Marcelo fez como habitualmente. Esteve presente e ausente ao mesmo tempo. Foi ao comício mas para falar de Junker e ignorar olimpicamente Melo e Rangel. Mário Soares onde quer que vá quer ser o centrão, perdão, quer ser o centro das atenções, por isso não aceita ir a um comício onde seria olhado como a última escolha. Carvalhas tropeçou e não alinhou com Jerónimo . Louçã vai mas deixa todos a pensar porque não fica, tal é a distancia a que está da Mariza "rouca" e da Catarina "artista". Portas, é o rei do "bacalhau às postas", não faz nada mas sem ele aquilo não anda. O Marinho e Pinto anda e faz tudo sozinho, promete ser igual em Bruxelas.

A Manuela não comparece é a "madrinha má" e o Alegre foi lá, qual padrasto, atirar à cara do Assis que "socialista" mesmo tem que ser poeta. A verdade, chata para caramba, é que não nos vimos livres deles. Dos padrinhos!

Marinho e Pinto pode ser eleito eurodeputado

A sondagem dá a Marinho e Pinto 4,3% dos votos. Os independentes mostram que os partidos já não são invencíveis. Como se viu nas autárquicas no Porto.

O PS perde 3,1 pontos percentuais (de 40,9% em abril, para 37,8% em maio) e a coligação PSD/CDS-PP desceu 3 pontos (de 33,2% em abril para 30,2% em maio). A diferença entre os socialistas e a Aliança Portugal mantém-se na casa dos 7,6 pontos. Segundo a sondagem, a CDU também está em queda, pois passou de 10,8% das intenções de voto em abril para 8,8% em maio (menos 2 pontos). Já o BE está a inverter a queda, ao crescer de 4,9% em abril para 6,3% este mês.

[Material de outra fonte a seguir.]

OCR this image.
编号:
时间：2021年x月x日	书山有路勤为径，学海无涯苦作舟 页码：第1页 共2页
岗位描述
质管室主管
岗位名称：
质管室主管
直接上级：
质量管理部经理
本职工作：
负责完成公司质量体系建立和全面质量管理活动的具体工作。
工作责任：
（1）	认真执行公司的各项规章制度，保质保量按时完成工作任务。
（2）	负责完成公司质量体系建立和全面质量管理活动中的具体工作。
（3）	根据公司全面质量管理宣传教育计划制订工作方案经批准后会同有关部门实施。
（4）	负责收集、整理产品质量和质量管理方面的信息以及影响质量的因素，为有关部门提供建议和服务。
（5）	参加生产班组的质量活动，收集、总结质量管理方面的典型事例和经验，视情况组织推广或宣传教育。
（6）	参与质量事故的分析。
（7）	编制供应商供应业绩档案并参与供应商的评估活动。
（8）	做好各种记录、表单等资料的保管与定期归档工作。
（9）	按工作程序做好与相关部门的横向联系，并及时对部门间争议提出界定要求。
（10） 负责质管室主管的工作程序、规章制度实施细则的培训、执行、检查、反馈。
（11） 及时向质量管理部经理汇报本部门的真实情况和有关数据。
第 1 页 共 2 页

O PCP pode roubar votos ao PS ?

As sondagens indicam que o PCP vai crescer nas eleições europeias e pode ser à custa do PS. Uma dor de cabeça para Seguro que já está a dirigir as baterias para a sua esquerda. À sua direita tem a Aliança (PSD+CDS) e tudo indica que os eleitores que tinham que passar já passaram. O BE vai perder votos para o PS. A Abstenção elevadíssima dá pano para mangas na conquista dos indecisos. "«O PCP classifica a União Europeia como um projecto imperialista 'irreformável: preconiza, de forma aventureira, a dissolução da União Económica e Monetária e a saída de Portugal do Euro», nota Silva Pereira. «Para que ninguém vá ao engano», o candidato do PS avisa que o PCP «insiste na nacionalização dos sistema financeiro e dos sectores estratégicos da economia». É esta a coligação que podemos esperar à esquerda para governar o país.